Identification of der(1;19)(q10;p10) in five oligodendrogliomas suggests mechanism of concurrent 1p and 19q loss.

Abstract: Deletions of portions of chromosomes 1p and 19q are closely associated with the oligodendroglioma histologic phenotype. In most cases, 1p and 19q are codeleted, yet the mechanism of dual loss is unexplained. We report 5 cases (World Health Organization grade III) in which metaphase cytogenetics identified a derivative chromosome consisting of what appears to be the whole arms of 1q and 19p forming a der(1;19)(q10;p10). Metaphase fluorescent in situ hybridization (FISH) confirmed the derivative chromosome was composed of 1q and 19p material in 3 cases; in 2 cases with few metaphases, FISH confirmed 19p material on the derivative chromosome. In all cases, interphase FISH showed net loss of 1p and 19q in 77% to 92% of cells, and microsatellite studies were consistent with 1p and 19q loss.
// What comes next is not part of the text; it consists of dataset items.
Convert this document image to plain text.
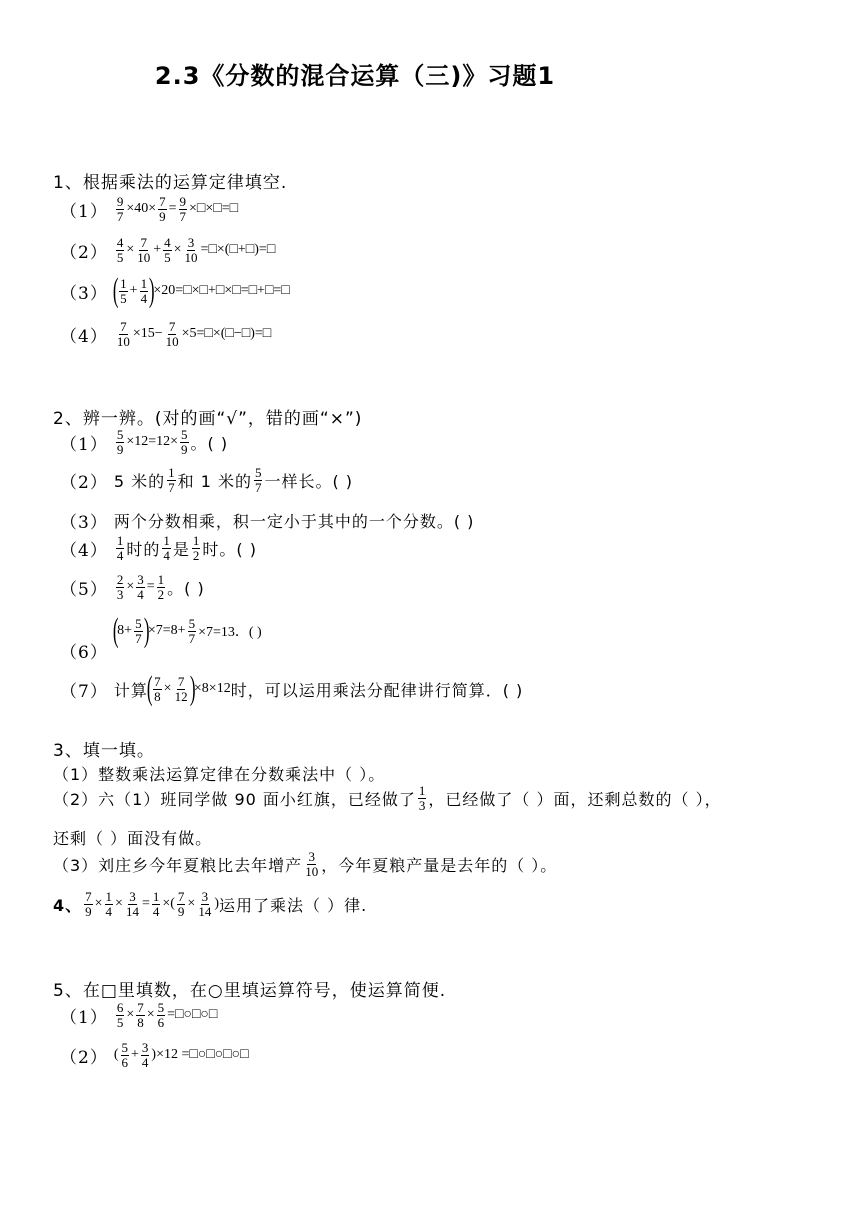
2.3《分数的混合运算（三)》习题1
1、根据乘法的运算定律填空.
$(1) \frac{9}{7} \times 40\times \frac{7}{9} = \frac{9}{7}$ ×□×□=□
$(2) \frac{4}{5} \times \frac{7}{10} + \frac{4}{5} \times \frac{3}{10}$ =□×(□+□)=□
（3） ( $\frac{1}{5} + \frac{1}{4}$ )
×20=□×□+□×□=□+□=□
$(4) \frac{7}{10} \times 15- \frac{7}{10}$ ×5=□×(□−□)=□
2、辨一辨。(对的画“√”，错的画“×”)
$(1) \frac{5}{9} \times 12=12\times \frac{5}{9}$ 。( )
（2） 5 米的 $\frac{1}{7}$ 和 1 米的 $\frac{5}{7}$ 一样长。( )
（3） 两个分数相乘，积一定小于其中的一个分数。( )
$(4) \frac{1}{4}$ 时的 $\frac{1}{4}$ 是 $\frac{1}{2}$ 时。( )
$(5) \frac{2}{3} \times \frac{3}{4} = \frac{1}{2}$ 。( )
（6）
(
$8+ \frac{5}{7}$ )
$\times 7=8+ \frac{5}{7} \times 7=13$．( )
（7） 计算
( $\frac{7}{8} \times \frac{7}{12}$ )
×8×12 时，可以运用乘法分配律讲行简算．( )
3、填一填。
（1）整数乘法运算定律在分数乘法中（ ）。
（2）六（1）班同学做 90 面小红旗，已经做了 $\frac{1}{3}$ ，已经做了（ ）面，还剩总数的（ ），
还剩（ ）面没有做。
（3）刘庄乡今年夏粮比去年增产 $\frac{3}{10}$ ，今年夏粮产量是去年的（ ）。
4、 $\frac{7}{9} \times \frac{1}{4} \times \frac{3}{14} = \frac{1}{4}$ ×( $\frac{7}{9} \times \frac{3}{14}$ ) 运用了乘法（ ）律.
5、在□里填数，在○里填运算符号，使运算简便.
$(1) \frac{6}{5} \times \frac{7}{8} \times \frac{5}{6}$ =□○□○□
（2） ( $\frac{5}{6} + \frac{3}{4} )\times 12$ =□○□○□○□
We hypothesize the following: occurrence of a balanced whole-arm translocation between chromosomes 1 and 19 forming 2 derivative chromosomes, one composed of 1q and 19p, the other of 1p and 19q. Subsequent loss of the der(1;19)(p10;q10) then results in the simultaneous 1p and 19q loss observed in oligodendroglioma with retention of the der(1;19)(q10;p10) seen in these cases.